Just so we can all understand the attack vector, this is my understanding:
- QNAP fixed some SQL/Command injection vulnerabilities in February in the QTS firmware, Multimedia Console and Media Streaming Add-On but this wasn't mentioned in the update notes for those versions
- On April 16 they released a Security Advisory telling people about this issue and that people needed these versions from February to be secure. One for the apps and one for the firmware.
- Also on April 16 they released an update fixing injection vulnerabilities as well as a hard-coded credential issue in HBS 3 Hydrid Backup Sync but did not mention this anywhere outside the update notes
Perhaps the vulnerabilities were fixed in February and they chose not to mention them for a couple of months to avoid alerting bad actors until most people would have updated to secure versions. They didn't do the same with HBS 3 though, which is an application that would run on your NAS whether you'd ever opened it and set anything up in it or not. In fact you could say they instead did the following on April 16:
"Hey Bad Guys, there's an injection vulnerability in older firmware and Multimedia Console which we don't let people uninstall. We fixed these a couple of months ago, but if you check the update notes for HBS 3 which we only just fixed today, you'll see it has the same or similar issues and we haven't told anyone about it outside of those update notes. Enjoy!"

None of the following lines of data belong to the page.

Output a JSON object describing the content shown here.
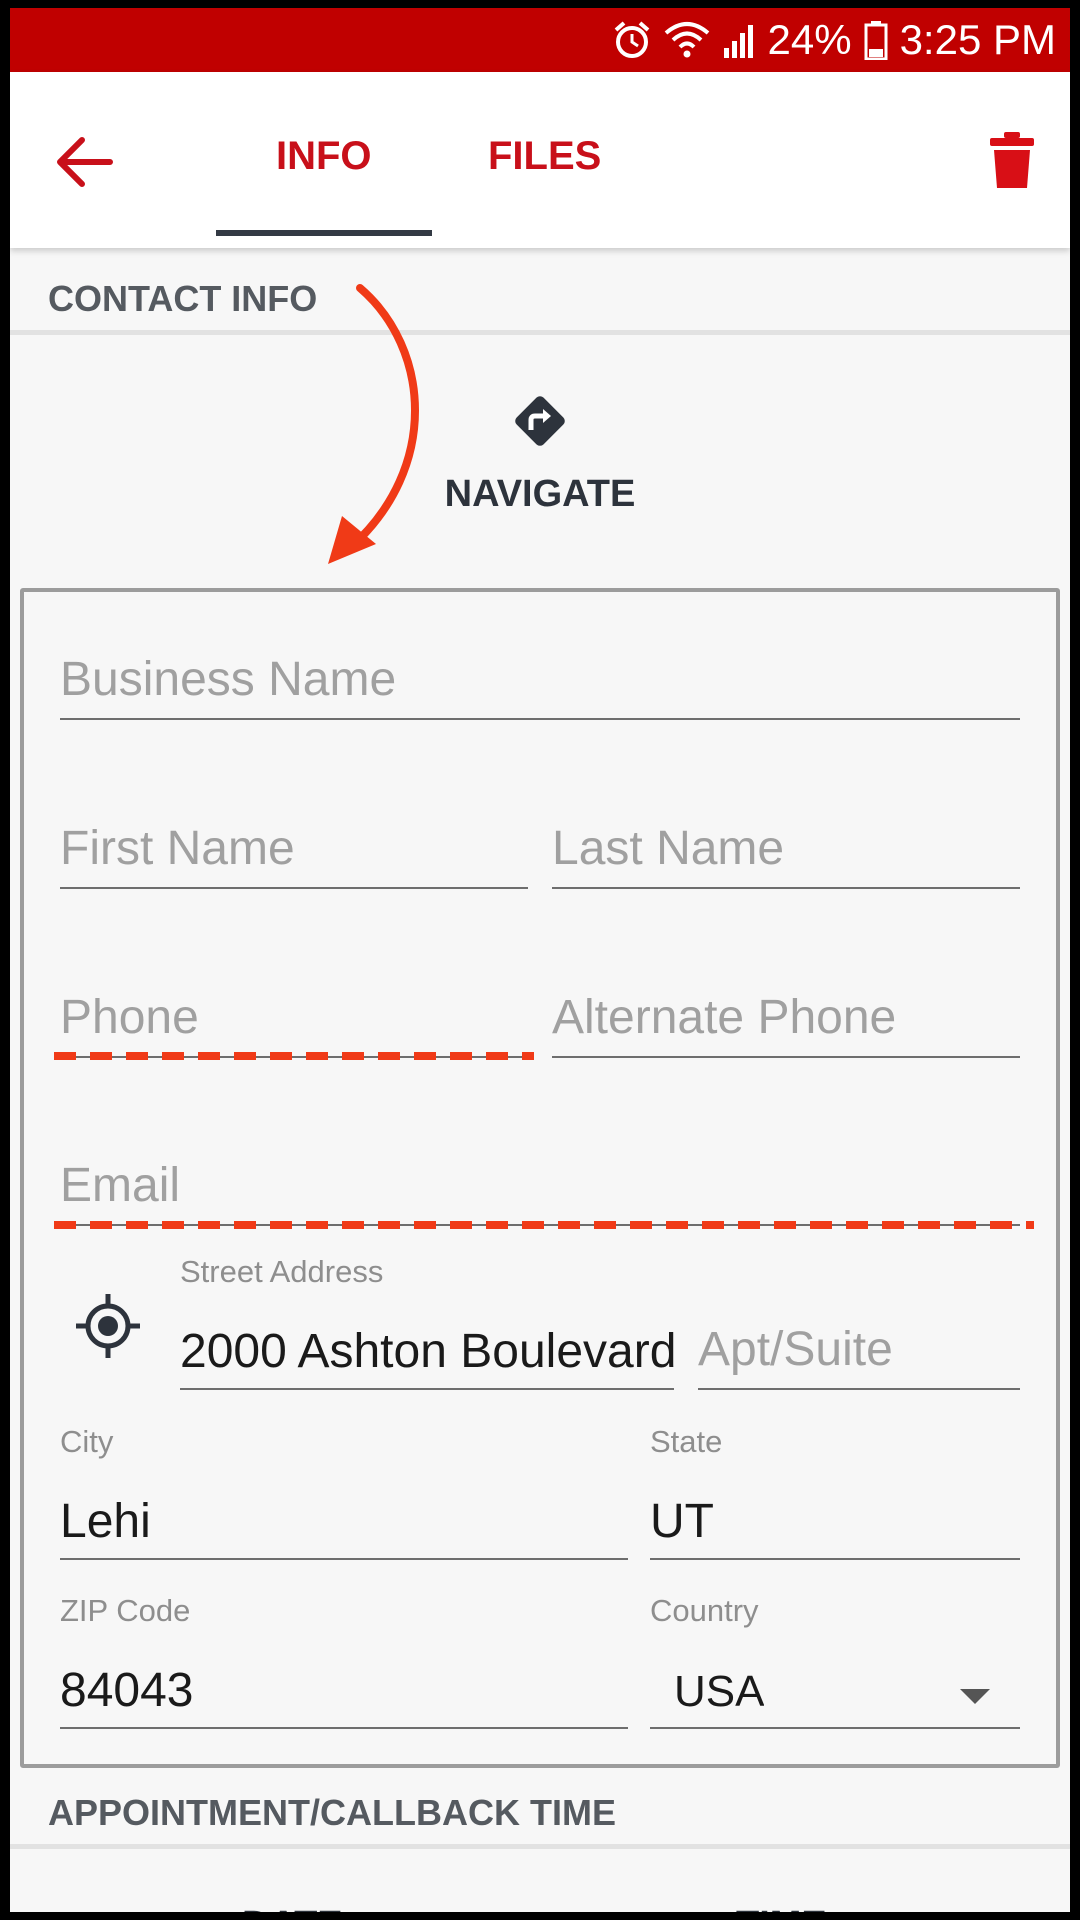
{
  "status_bar": {
    "battery": "24%",
    "time": "3:25 PM"
  },
  "header": {
    "tabs": [
      {
        "label": "INFO"
      },
      {
        "label": "FILES"
      }
    ]
  },
  "contact": {
    "section_title": "CONTACT INFO",
    "navigate_label": "NAVIGATE",
    "fields": {
      "business_name": {
        "placeholder": "Business Name"
      },
      "first_name": {
        "placeholder": "First Name"
      },
      "last_name": {
        "placeholder": "Last Name"
      },
      "phone": {
        "placeholder": "Phone"
      },
      "alternate_phone": {
        "placeholder": "Alternate Phone"
      },
      "email": {
        "placeholder": "Email"
      },
      "street_address": {
        "label": "Street Address",
        "value": "2000 Ashton Boulevard"
      },
      "apt_suite": {
        "placeholder": "Apt/Suite"
      },
      "city": {
        "label": "City",
        "value": "Lehi"
      },
      "state": {
        "label": "State",
        "value": "UT"
      },
      "zip": {
        "label": "ZIP Code",
        "value": "84043"
      },
      "country": {
        "label": "Country",
        "value": "USA"
      }
    }
  },
  "appointment": {
    "section_title": "APPOINTMENT/CALLBACK TIME",
    "col_date": "DATE",
    "col_time": "TIME"
  },
  "colors": {
    "status_bar": "#c00000",
    "accent": "#c8101a",
    "annotation": "#f03a17",
    "tab_indicator": "#333a44"
  },
  "icons": [
    "alarm-icon",
    "wifi-icon",
    "signal-icon",
    "battery-icon",
    "back-arrow-icon",
    "trash-icon",
    "navigate-icon",
    "locate-icon",
    "dropdown-arrow-icon"
  ]
}
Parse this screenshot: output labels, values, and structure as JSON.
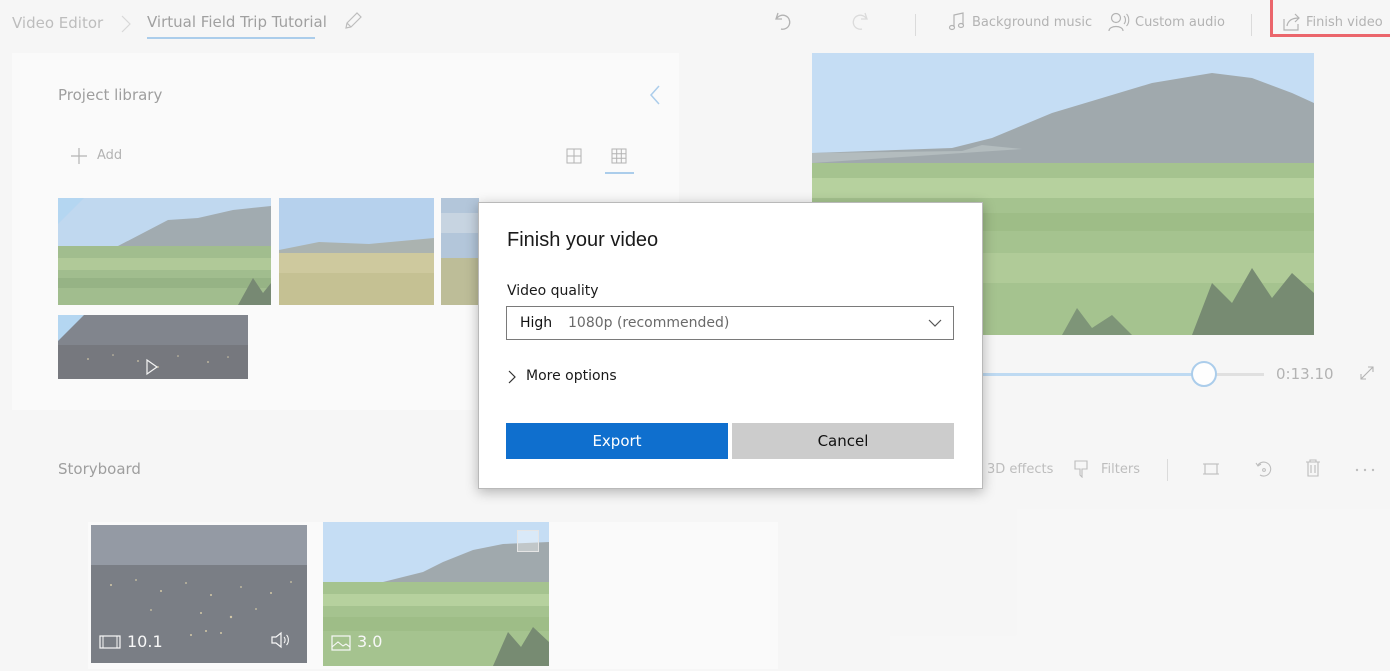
{
  "topbar": {
    "breadcrumb_root": "Video Editor",
    "project_title": "Virtual Field Trip Tutorial",
    "background_music_label": "Background music",
    "custom_audio_label": "Custom audio",
    "finish_video_label": "Finish video",
    "icons": [
      "chevron-right-icon",
      "pencil-icon",
      "undo-icon",
      "redo-icon",
      "music-note-icon",
      "custom-audio-icon",
      "share-export-icon"
    ]
  },
  "library": {
    "title": "Project library",
    "add_label": "Add"
  },
  "preview": {
    "time": "0:13.10",
    "position_fraction": 0.8
  },
  "storyboard": {
    "title": "Storyboard",
    "tools": {
      "effects_label": "3D effects",
      "filters_label": "Filters"
    },
    "cards": [
      {
        "duration": "10.1",
        "kind": "video"
      },
      {
        "duration": "3.0",
        "kind": "image"
      }
    ]
  },
  "dialog": {
    "title": "Finish your video",
    "quality_label": "Video quality",
    "quality_value_strong": "High",
    "quality_value_light": "1080p (recommended)",
    "more_options_label": "More options",
    "export_label": "Export",
    "cancel_label": "Cancel"
  },
  "colors": {
    "accent": "#0f6fce",
    "highlight_border": "#e0141e",
    "selection": "#7fb2e0"
  }
}
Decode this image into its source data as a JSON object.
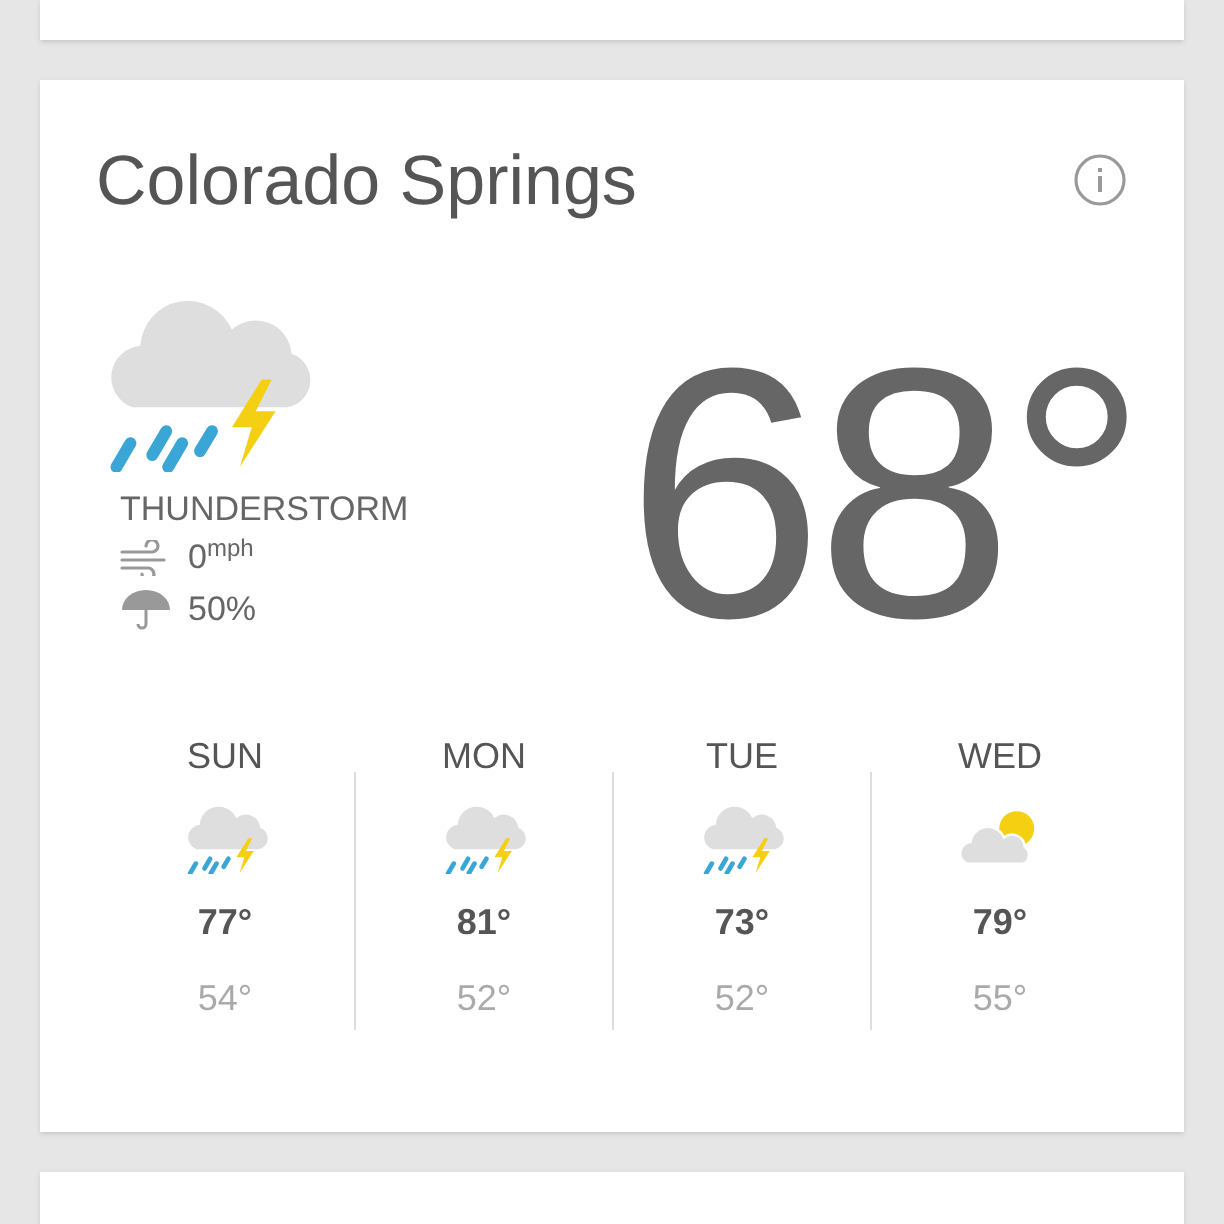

QNAP claim the hard-coded credentials in HBS 3 haven't been used, but point to the SQL Injection issue in the older firmware and Multimedia Console as the problem. Many, myself included, had these up to date at the time of the attack, but not the April 16 update of HBS 3. They
did say to update HBS 3 afterwards in response to this attack, but still never released a Security Advisory about its injection issue. After the ransomware had started they
put one out about the hard-coded credentials issue, but left out the injection issue.
I'm happy to be proven incorrect about any of this.